On October 11, the deputy Parliament speaker, Thomas Tayebwa, announced that a second investigation by Parliament into the project would be reassigned to a classified committee whose report would not be made public because “this is about the security of the country.” Tayebwa announced that only the classified committee, the security minister, the Parliament speaker, and the president will have access to it.

The government has, in the past, used surveillance technology to track and arrest government opponents and critics. In 2020, the police confirmed that they used CCTV, facial recognition, and license plate recognition technology to track down and arrest alleged protesters in the period leading up to Uganda’s 2021 elections. Human Rights Watch has documented the arbitrary arrest and unlawful detention of people alleged to have taken part in protests during this period.

Uganda already collects and stores vast personal information including names, signature, photo, and fingerprints of nationals to register sim cards and national identity cards. A Kampala-based media organization, the African Centre for Media Excellence, said in a 2023 report that this mass data collection has created a climate of fear for journalists in the country and restricted their work. In August 2022, the government announced plans to include DNA and iris scan information to register new identity cards.

Uganda’s Data Protection and Privacy Act of 2019 provides for collecting person data under the pretext of “national security.” Both the Anti-Terrorism Act of 2002 and the Regulation of Interception of Communications Act of 2010 also provide for “lawful interception and monitoring of certain communications in the course of their transmission through a telecommunication, postal, or any other related service or system in Uganda.”
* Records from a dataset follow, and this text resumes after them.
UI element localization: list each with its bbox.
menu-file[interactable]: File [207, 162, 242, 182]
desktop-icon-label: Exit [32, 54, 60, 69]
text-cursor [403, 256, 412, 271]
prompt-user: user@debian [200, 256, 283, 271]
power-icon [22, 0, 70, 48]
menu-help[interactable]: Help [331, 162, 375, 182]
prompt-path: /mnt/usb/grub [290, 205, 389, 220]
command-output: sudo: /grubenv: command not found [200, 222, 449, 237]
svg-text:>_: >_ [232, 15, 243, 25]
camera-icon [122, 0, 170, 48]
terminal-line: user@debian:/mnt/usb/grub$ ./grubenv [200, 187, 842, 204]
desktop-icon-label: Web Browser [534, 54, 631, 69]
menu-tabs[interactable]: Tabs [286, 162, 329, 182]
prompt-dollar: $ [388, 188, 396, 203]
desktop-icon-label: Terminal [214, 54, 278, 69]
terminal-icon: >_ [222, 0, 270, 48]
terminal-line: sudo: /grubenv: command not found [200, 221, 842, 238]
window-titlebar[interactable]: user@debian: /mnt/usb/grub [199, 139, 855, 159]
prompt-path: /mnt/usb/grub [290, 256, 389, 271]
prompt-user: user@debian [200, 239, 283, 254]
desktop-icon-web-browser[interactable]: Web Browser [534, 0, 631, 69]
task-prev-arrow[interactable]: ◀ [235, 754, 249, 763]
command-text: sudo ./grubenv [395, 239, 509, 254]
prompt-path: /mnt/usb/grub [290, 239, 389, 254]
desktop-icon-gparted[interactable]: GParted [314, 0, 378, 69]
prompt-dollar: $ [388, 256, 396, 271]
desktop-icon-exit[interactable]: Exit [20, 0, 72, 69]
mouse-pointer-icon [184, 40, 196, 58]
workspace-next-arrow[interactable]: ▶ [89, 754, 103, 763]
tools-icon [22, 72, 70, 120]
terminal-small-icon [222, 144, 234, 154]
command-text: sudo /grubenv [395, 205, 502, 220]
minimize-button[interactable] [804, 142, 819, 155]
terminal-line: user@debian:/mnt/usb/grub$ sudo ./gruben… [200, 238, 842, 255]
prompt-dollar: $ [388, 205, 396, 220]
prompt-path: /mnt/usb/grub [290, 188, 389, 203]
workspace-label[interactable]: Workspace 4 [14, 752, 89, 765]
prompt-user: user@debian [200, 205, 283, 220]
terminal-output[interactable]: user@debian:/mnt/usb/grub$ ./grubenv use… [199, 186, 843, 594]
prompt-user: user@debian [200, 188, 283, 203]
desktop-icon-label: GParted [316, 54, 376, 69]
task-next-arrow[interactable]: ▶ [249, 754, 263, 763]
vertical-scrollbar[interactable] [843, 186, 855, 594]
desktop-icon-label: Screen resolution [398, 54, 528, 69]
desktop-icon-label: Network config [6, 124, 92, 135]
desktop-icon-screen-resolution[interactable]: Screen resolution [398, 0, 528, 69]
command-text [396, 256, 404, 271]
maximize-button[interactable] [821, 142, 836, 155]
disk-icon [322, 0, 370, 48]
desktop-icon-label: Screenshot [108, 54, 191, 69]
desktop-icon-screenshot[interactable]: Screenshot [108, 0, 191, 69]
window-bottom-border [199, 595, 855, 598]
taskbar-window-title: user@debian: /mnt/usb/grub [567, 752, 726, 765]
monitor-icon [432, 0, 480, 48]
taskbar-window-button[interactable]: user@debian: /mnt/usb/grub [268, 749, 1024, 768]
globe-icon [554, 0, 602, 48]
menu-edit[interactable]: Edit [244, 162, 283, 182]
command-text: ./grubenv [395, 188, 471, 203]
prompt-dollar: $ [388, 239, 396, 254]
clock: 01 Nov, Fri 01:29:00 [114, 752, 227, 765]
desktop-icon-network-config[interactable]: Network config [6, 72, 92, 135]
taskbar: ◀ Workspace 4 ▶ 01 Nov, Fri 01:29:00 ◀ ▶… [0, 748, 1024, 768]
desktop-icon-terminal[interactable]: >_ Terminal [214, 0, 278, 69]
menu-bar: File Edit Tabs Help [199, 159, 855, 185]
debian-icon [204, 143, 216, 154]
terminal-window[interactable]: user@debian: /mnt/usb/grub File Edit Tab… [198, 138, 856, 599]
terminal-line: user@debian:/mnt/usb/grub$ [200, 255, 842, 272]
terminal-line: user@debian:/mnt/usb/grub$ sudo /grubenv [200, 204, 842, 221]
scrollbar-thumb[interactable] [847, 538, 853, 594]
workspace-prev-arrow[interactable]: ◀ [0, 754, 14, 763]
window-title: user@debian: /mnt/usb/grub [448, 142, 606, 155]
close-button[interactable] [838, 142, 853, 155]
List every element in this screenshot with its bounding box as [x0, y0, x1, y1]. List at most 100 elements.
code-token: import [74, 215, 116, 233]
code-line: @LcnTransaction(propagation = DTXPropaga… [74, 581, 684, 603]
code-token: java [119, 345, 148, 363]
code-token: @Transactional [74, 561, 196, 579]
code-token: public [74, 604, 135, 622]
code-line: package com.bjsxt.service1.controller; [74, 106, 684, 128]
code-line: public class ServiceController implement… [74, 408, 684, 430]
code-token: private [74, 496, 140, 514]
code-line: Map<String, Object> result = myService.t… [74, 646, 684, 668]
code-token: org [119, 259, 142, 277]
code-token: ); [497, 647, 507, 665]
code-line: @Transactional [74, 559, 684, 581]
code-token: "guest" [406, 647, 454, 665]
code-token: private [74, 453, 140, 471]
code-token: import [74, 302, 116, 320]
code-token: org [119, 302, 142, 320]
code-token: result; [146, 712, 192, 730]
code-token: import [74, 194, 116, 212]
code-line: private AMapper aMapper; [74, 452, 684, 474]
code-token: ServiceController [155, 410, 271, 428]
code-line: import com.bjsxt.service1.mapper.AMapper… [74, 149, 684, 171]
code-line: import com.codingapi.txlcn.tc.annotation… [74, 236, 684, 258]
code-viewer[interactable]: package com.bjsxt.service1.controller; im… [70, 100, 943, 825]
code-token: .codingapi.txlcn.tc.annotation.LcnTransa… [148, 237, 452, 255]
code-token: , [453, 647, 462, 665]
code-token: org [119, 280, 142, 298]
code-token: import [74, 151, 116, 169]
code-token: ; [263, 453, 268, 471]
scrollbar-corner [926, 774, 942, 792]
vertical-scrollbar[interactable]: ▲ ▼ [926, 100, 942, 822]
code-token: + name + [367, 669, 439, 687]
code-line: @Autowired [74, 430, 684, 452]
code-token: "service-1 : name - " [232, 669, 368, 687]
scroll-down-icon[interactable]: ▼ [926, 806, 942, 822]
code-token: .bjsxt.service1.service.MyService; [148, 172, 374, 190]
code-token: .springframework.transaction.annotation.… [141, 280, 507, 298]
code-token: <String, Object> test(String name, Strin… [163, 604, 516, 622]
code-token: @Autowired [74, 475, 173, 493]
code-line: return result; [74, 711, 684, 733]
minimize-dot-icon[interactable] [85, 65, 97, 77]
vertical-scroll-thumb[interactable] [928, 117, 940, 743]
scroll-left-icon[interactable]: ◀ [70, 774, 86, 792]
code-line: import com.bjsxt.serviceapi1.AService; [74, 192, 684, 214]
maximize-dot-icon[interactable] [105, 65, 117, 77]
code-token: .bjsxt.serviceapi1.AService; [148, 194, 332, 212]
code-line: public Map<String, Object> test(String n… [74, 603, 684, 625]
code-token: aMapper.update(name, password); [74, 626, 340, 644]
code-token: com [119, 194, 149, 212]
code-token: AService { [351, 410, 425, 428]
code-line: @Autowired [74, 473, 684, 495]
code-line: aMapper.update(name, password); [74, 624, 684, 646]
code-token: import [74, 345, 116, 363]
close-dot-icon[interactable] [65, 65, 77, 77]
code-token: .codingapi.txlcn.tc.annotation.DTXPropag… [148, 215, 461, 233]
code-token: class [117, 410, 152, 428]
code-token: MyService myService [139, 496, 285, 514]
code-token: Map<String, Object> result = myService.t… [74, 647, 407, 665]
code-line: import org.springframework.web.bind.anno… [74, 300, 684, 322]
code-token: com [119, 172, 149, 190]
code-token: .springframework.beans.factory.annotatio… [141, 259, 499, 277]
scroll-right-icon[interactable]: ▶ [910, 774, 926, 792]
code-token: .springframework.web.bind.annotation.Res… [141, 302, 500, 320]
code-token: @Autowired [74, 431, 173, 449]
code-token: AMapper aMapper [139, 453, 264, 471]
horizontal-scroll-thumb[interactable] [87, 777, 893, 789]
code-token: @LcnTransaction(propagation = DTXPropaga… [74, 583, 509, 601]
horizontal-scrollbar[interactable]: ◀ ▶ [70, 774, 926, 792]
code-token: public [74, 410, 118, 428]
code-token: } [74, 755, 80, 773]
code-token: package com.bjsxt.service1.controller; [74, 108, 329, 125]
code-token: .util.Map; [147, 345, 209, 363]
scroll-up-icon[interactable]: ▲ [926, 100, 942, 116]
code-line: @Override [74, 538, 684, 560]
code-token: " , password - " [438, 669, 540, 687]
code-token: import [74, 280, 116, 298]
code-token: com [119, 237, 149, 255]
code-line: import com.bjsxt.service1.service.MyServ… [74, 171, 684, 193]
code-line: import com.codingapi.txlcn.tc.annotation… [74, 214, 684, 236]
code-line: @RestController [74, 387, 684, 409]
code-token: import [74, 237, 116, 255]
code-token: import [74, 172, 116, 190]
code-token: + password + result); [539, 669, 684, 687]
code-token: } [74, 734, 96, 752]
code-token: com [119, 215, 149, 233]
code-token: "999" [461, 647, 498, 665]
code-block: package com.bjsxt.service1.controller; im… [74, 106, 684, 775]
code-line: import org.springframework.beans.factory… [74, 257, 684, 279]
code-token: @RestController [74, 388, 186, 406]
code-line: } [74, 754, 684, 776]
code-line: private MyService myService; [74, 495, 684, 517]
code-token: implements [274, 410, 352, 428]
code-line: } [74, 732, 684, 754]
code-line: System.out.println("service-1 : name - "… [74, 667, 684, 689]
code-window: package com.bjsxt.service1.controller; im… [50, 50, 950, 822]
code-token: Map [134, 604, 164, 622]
These provisions are broad and contrary to international law, which requires that any intrusion on the right to privacy, including gathering metadata or surveillance of communications content, must be strictly necessary and proportionate to protection of a specified state interest and clearly regulated in law on a non-discriminatory basis.

“The scale and rate at which the Ugandan government is increasing its power to collect and store information about its citizens is alarming,” Nyeko said. “The authorities should focus on bolstering the protection of fundamental rights and freedoms instead of restricting them, and harmonize its domestic laws on limitations on the right to privacy with international law.”